La semplicità immutata del vivere quotidiano cozza con la modernità e con gli agi portati dal turismo e dalla fine dell'isolamento; le antiche tradizioni degli avi fanno a botte con l'omologazione concettuale di uno schema occidentale, quindi estraneo.

Anche l'ex scalatore è simbolo della contraddizione di fondo che agita e rimescola la popolazione sherpa. Il simbolo di questa contraddizione è rappresentato da un bastoncino da trekking, che Pemba porta sempre con sé, durante le varie tappe del suo personale percorso della memoria e del ricordo. Questo attrezzo “alieno” lo accompagna nelle varie scene del film: dai difficili incontri con la donna di cui era (ed è) innamorato, e che è diventata monaca dopo la morte del marito in montagna, al tentativo impossibile di scuotere un suo vecchio compagno di scalata, salito quattro volte sull'Everest e ridotto a rottame umano dall'alcool; dal momento lieve e struggente della danza comune al conflitto generazionale con il figlio di un suo amico, anch'egli non tornato dalla montagna.
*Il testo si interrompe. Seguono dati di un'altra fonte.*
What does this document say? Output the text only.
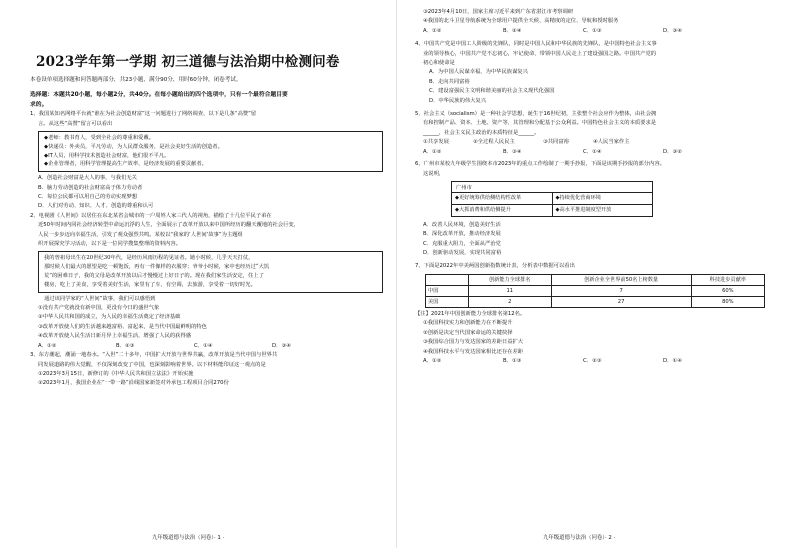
2023学年第一学期 初三道德与法治期中检测问卷
本卷设单项选择题和问答题两部分，共23小题，满分90分，用时60分钟，闭卷考试。
选择题：本题共20小题，每小题2分，共40分。在每小题给出的四个选项中，只有一个最符合题目要
求的。
1、我国某知名网络平台就“谁在为社会创造财富”这一问题进行了网络调查，以下是几条“高赞”留
言。从这些“高赞”留言可以看出
◆老师：教书育人，受到全社会的尊重和爱戴。
◆快递员：外卖员，平凡劳动，为人民群众服务，是社会美好生活的创造者。
◆IT人员，用科学技术创造社会财富，他们很不平凡。
◆企业管理者，用科学管理提高生产效率，是经济发展的重要贡献者。
A．创造社会财富是大人的事，与我们无关
B．脑力劳动创造的社会财富高于体力劳动者
C．每位公民都可以用自己的劳动实现梦想
D．人们对劳动、知识、人才、创造的尊重和认可
2、电视剧《人世间》以居住在东北某省会城市的一户周姓人家三代人的视角，描绘了十几位平民子弟在
近50年时间内同社会经济转型中命运沉浮的人生，全面展示了改革开放以来中国所经历的翻天覆地的社会巨变，
人民一步步迈向幸福生活，引发了观众强烈共鸣。某校以“我家的‘人世间’故事”为主题组
织开展探究学习活动，以下是一位同学搜集整理的资料内容。
我的曾祖母出生在20世纪30年代，是经历风雨历程的见证者。她小时候，几乎天天打仗，
那时候人们最大的愿望是吃一顿饱饭，再有一件像样的衣服穿；爷爷小时候，家中也经历过“大饥
荒”的困难日子，我的父母是改革开放以后才慢慢过上好日子的。现在我们家生活安定，住上了
楼房，吃上了美食，享受着美好生活，家里有了车，有空调，去旅游，享受着一切好时光。
通过该同学家的“人世间”故事，我们可以感悟到
①没有共产党就没有新中国，更没有今日的盛世气象
②中华人民共和国的成立，为人民的幸福生活奠定了经济基础
③改革开放使人们的生活越来越富裕、富起来，是当代中国最鲜明的特色
④改革开放使人民生活日新月异上幸福生活，增强了人民的获得感
A．①②	B．②③	C．①④	D．③④
3、东方潮起，潮涌一地春水。“入世”二十多年，中国扩大开放与世界共赢，改革开放是当代中国与世界共
同发展道路的伟大觉醒，不仅深刻改变了中国，也深刻影响着世界。以下材料能印证这一观点的是
①2023年3月15日，新修订的《中华人民共和国立法法》开始实施
②2023年1月，我国企业在“一带一路”沿线国家新签对外承包工程项目合同270份
九年级道德与法治（问卷）· 1 ·
③2023年4月10日，国家主席习近平来到广东省湛江市考察调研
④我国的北斗卫星导航系统为全球用户提供全天候、高精度的定位、导航和授时服务
A．①②	B．②④	C．①③	D．③④
4、中国共产党是中国工人阶级的先锋队，同时是中国人民和中华民族的先锋队，是中国特色社会主义事
业的领导核心，中国共产党不忘初心，牢记使命，带领中国人民走上了建设强国之路。中国共产党的
初心和使命是
A．为中国人民谋幸福，为中华民族谋复兴
B．走向共同富裕
C．建设富强民主文明和谐美丽的社会主义现代化强国
D．中华民族的伟大复兴
5、社会主义（socialism）是一种社会学思想，诞生于16世纪初，主张整个社会应作为整体，由社会拥
有和控制产品、资本、土地、资产等，其管理和分配基于公众利益。中国特色社会主义的本质要求是
______，社会主义民主政治的本质特征是______。
①共享发展	②全过程人民民主	③共同富裕	④人民当家作主
A．①②	B．③④	C．①④	D．③②
6、广州市某校九年级学生围绕本市2023年的重点工作绘制了一期手抄报，下面是该期手抄报的部分内容。
这说明，
广州市
◆更好统筹供给侧结构性改革	◆持续优化营商环境
◆大抓消费和供给侧提升	◆高水平推进制度型开放
A．改善人民环境，创造美好生活
B．深化改革开放，推动经济发展
C．克服重大阻力，全面从严治党
D．创新驱动发展，实现共同富裕
7、下面是2022年中美两国创新指数统计表，分析表中数据可以看出
	创新能力全球排名	创新企业全世界前50名上榜数量	科技进步贡献率
中国	11	7	60%
美国	2	27	80%
【注】2021年中国创新能力全球排名第12名。
①我国科技实力和创新能力在不断提升
②创新是决定当代国家命运的关键抉择
③我国综合国力与发达国家的差距日益扩大
④我国科技水平与发达国家相比还存在差距
A．①②	B．①③	C．②③	D．①④
九年级道德与法治（问卷）· 2 ·
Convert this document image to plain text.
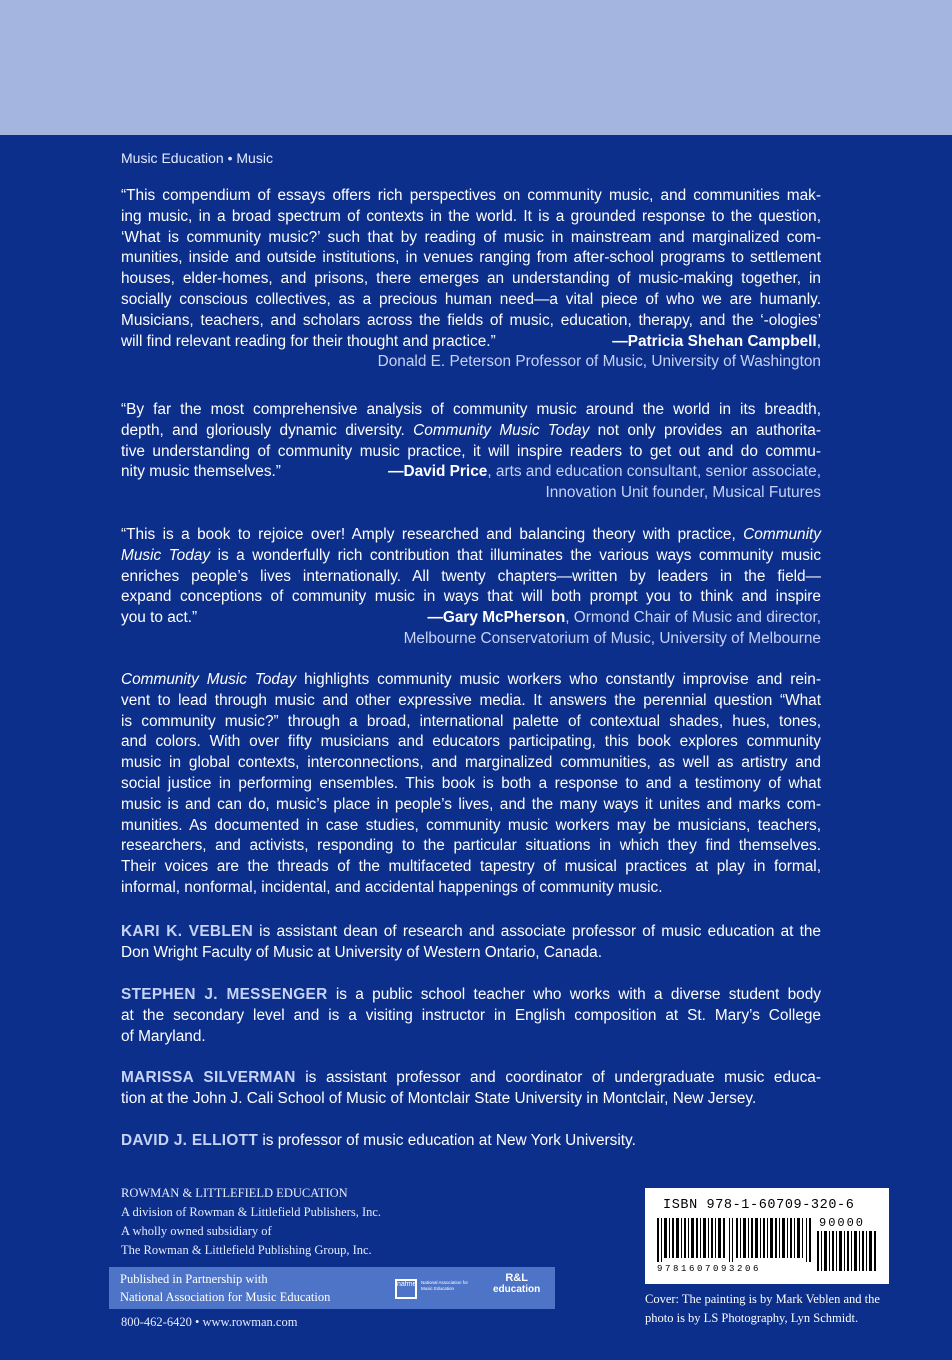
Music Education • Music
“This compendium of essays offers rich perspectives on community music, and communities mak-
ing music, in a broad spectrum of contexts in the world. It is a grounded response to the question,
‘What is community music?’ such that by reading of music in mainstream and marginalized com-
munities, inside and outside institutions, in venues ranging from after-school programs to settlement
houses, elder-homes, and prisons, there emerges an understanding of music-making together, in
socially conscious collectives, as a precious human need—a vital piece of who we are humanly.
Musicians, teachers, and scholars across the fields of music, education, therapy, and the ‘-ologies’
will find relevant reading for their thought and practice.”	—Patricia Shehan Campbell,
Donald E. Peterson Professor of Music, University of Washington
“By far the most comprehensive analysis of community music around the world in its breadth,
depth, and gloriously dynamic diversity. Community Music Today not only provides an authorita-
tive understanding of community music practice, it will inspire readers to get out and do commu-
nity music themselves.”	—David Price, arts and education consultant, senior associate,
Innovation Unit founder, Musical Futures
“This is a book to rejoice over! Amply researched and balancing theory with practice, Community
Music Today is a wonderfully rich contribution that illuminates the various ways community music
enriches people’s lives internationally. All twenty chapters—written by leaders in the field—
expand conceptions of community music in ways that will both prompt you to think and inspire
you to act.”	—Gary McPherson, Ormond Chair of Music and director,
Melbourne Conservatorium of Music, University of Melbourne
Community Music Today highlights community music workers who constantly improvise and rein-
vent to lead through music and other expressive media. It answers the perennial question “What
is community music?” through a broad, international palette of contextual shades, hues, tones,
and colors. With over fifty musicians and educators participating, this book explores community
music in global contexts, interconnections, and marginalized communities, as well as artistry and
social justice in performing ensembles. This book is both a response to and a testimony of what
music is and can do, music’s place in people’s lives, and the many ways it unites and marks com-
munities. As documented in case studies, community music workers may be musicians, teachers,
researchers, and activists, responding to the particular situations in which they find themselves.
Their voices are the threads of the multifaceted tapestry of musical practices at play in formal,
informal, nonformal, incidental, and accidental happenings of community music.
KARI K. VEBLEN is assistant dean of research and associate professor of music education at the
Don Wright Faculty of Music at University of Western Ontario, Canada.
STEPHEN J. MESSENGER is a public school teacher who works with a diverse student body
at the secondary level and is a visiting instructor in English composition at St. Mary’s College
of Maryland.
MARISSA SILVERMAN is assistant professor and coordinator of undergraduate music educa-
tion at the John J. Cali School of Music of Montclair State University in Montclair, New Jersey.
DAVID J. ELLIOTT is professor of music education at New York University.
ROWMAN & LITTLEFIELD EDUCATION
A division of Rowman & Littlefield Publishers, Inc.
A wholly owned subsidiary of
The Rowman & Littlefield Publishing Group, Inc.
Published in Partnership with
National Association for Music Education
nafme National Association for Music Education
R&L
education
800-462-6420 • www.rowman.com
ISBN 978-1-60709-320-6
90000
9781607093206
Cover: The painting is by Mark Veblen and the
photo is by LS Photography, Lyn Schmidt.
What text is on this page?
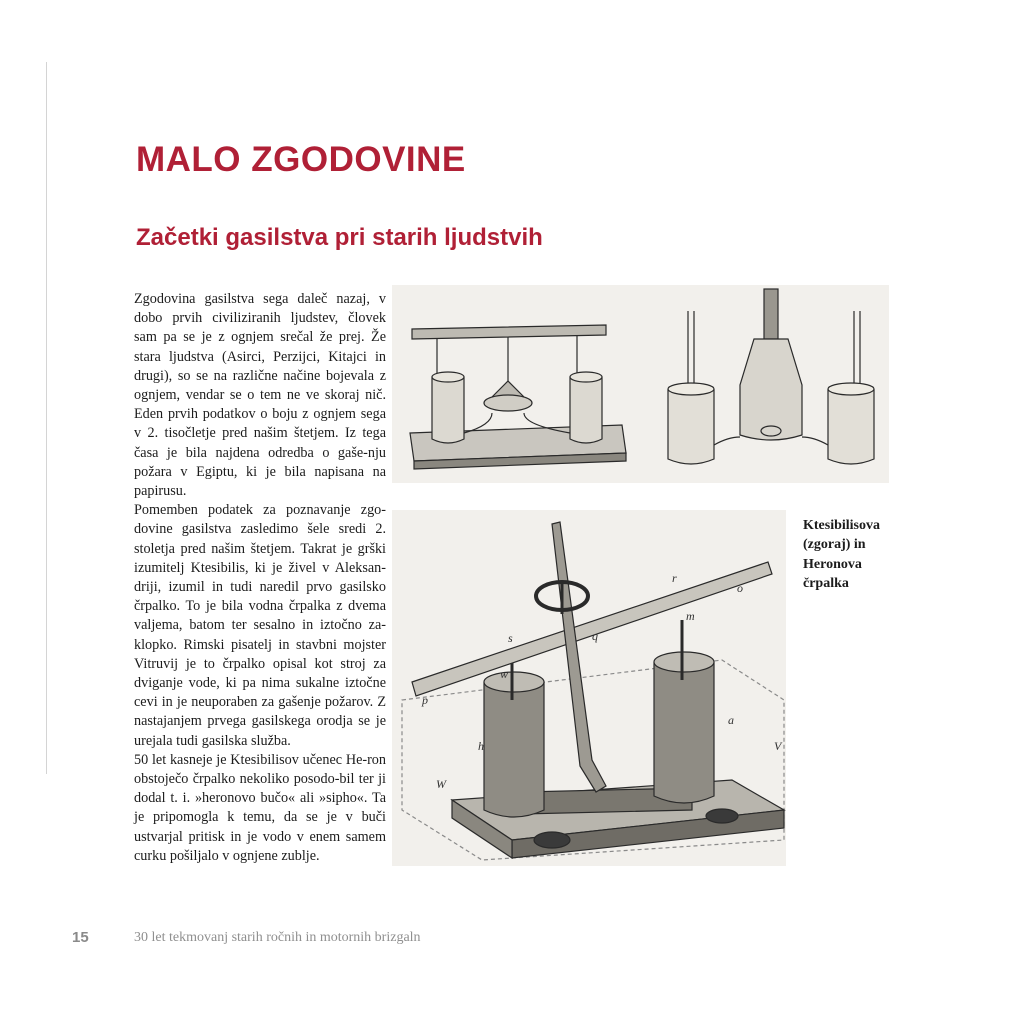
MALO ZGODOVINE
Začetki gasilstva pri starih ljudstvih

Zgodovina gasilstva sega daleč nazaj, v dobo prvih civiliziranih ljudstev, človek sam pa se je z ognjem srečal že prej. Že stara ljudstva (Asirci, Perzijci, Kitajci in drugi), so se na različne načine bojevala z ognjem, vendar se o tem ne ve skoraj nič. Eden prvih podatkov o boju z ognjem sega v 2. tisočletje pred našim štetjem. Iz tega časa je bila najdena odredba o gaše-nju požara v Egiptu, ki je bila napisana na papirusu.

Pomemben podatek za poznavanje zgo-dovine gasilstva zasledimo šele sredi 2. stoletja pred našim štetjem. Takrat je grški izumitelj Ktesibilis, ki je živel v Aleksan-driji, izumil in tudi naredil prvo gasilsko črpalko. To je bila vodna črpalka z dvema valjema, batom ter sesalno in iztočno za-klopko. Rimski pisatelj in stavbni mojster Vitruvij je to črpalko opisal kot stroj za dviganje vode, ki pa nima sukalne iztočne cevi in je neuporaben za gašenje požarov. Z nastajanjem prvega gasilskega orodja se je urejala tudi gasilska služba.

50 let kasneje je Ktesibilisov učenec He-ron obstoječo črpalko nekoliko posodo-bil ter ji dodal t. i. »heronovo bučo« ali »sipho«. Ta je pripomogla k temu, da se je v buči ustvarjal pritisk in je vodo v enem samem curku pošiljalo v ognjene zublje.

s	q
r
o
m
w
h
a
V
W
p
Ktesibilisova (zgoraj) in Heronova črpalka
15	30 let tekmovanj starih ročnih in motornih brizgaln
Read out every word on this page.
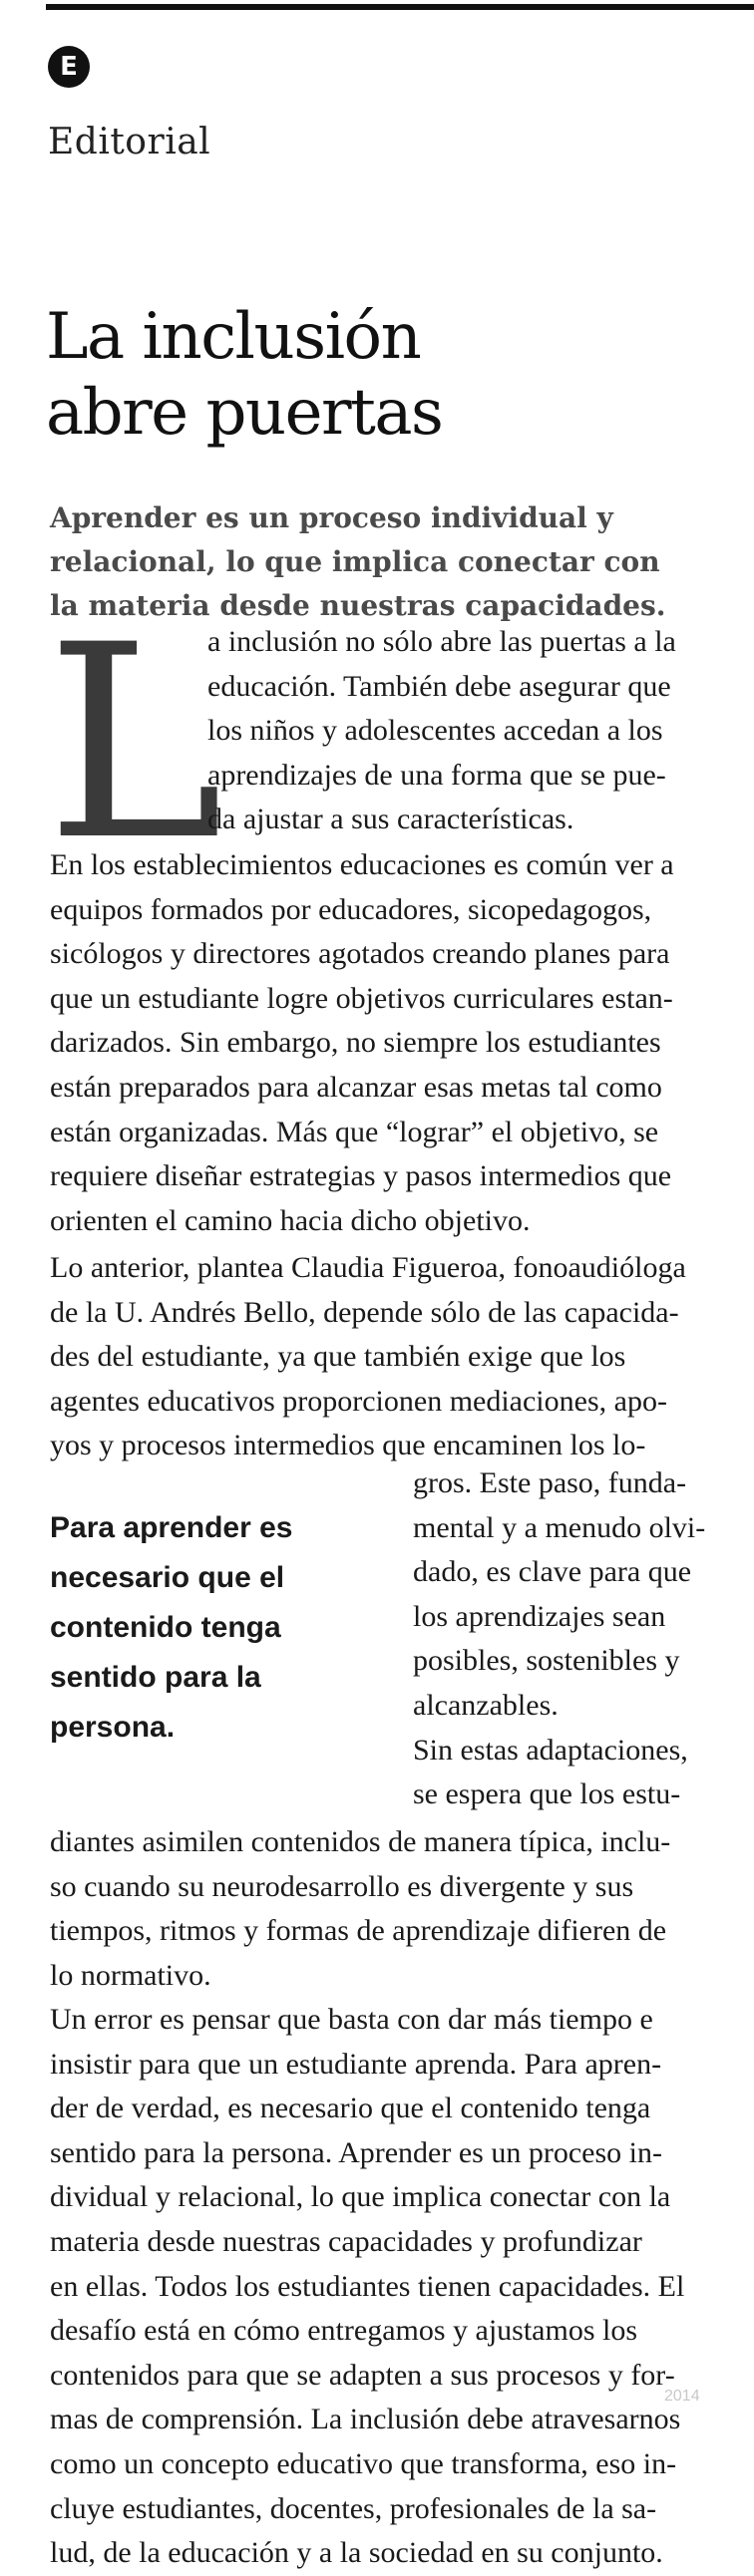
E
Editorial
La inclusión
abre puertas

Aprender es un proceso individual y
relacional, lo que implica conectar con
la materia desde nuestras capacidades.

L

a inclusión no sólo abre las puertas a la
educación. También debe asegurar que
los niños y adolescentes accedan a los
aprendizajes de una forma que se pue-
da ajustar a sus características.

En los establecimientos educaciones es común ver a
equipos formados por educadores, sicopedagogos,
sicólogos y directores agotados creando planes para
que un estudiante logre objetivos curriculares estan-
darizados. Sin embargo, no siempre los estudiantes
están preparados para alcanzar esas metas tal como
están organizadas. Más que “lograr” el objetivo, se
requiere diseñar estrategias y pasos intermedios que
orienten el camino hacia dicho objetivo.

Lo anterior, plantea Claudia Figueroa, fonoaudióloga
de la U. Andrés Bello, depende sólo de las capacida-
des del estudiante, ya que también exige que los
agentes educativos proporcionen mediaciones, apo-
yos y procesos intermedios que encaminen los lo-

Para aprender es
necesario que el
contenido tenga
sentido para la
persona.

gros. Este paso, funda-
mental y a menudo olvi-
dado, es clave para que
los aprendizajes sean
posibles, sostenibles y
alcanzables.
Sin estas adaptaciones,
se espera que los estu-

diantes asimilen contenidos de manera típica, inclu-
so cuando su neurodesarrollo es divergente y sus
tiempos, ritmos y formas de aprendizaje difieren de
lo normativo.

Un error es pensar que basta con dar más tiempo e
insistir para que un estudiante aprenda. Para apren-
der de verdad, es necesario que el contenido tenga
sentido para la persona. Aprender es un proceso in-
dividual y relacional, lo que implica conectar con la
materia desde nuestras capacidades y profundizar
en ellas. Todos los estudiantes tienen capacidades. El
desafío está en cómo entregamos y ajustamos los
contenidos para que se adapten a sus procesos y for-
mas de comprensión. La inclusión debe atravesarnos
como un concepto educativo que transforma, eso in-
cluye estudiantes, docentes, profesionales de la sa-
lud, de la educación y a la sociedad en su conjunto.

2014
Il giovane non sente ragioni e parte con una spedizione per l'Everest: a diciott'anni il mondo lo si ha in tasca, soprattutto quando sembrerebbe dare la svolta decisiva alla propria vita con il raggiungimento del benessere economico e della fama imperitura. Il ragazzo raggiungerà la vetta, ma morirà travolto da una valanga.

In un crescendo di tensione drammatica ed emotiva, le atmosfere suggestive del film coinvolgono ed avvincono; dietro la narrazione piana ed anche un po' naif, le tematiche sociali importanti ed irrinunciabili inducono a riflettere.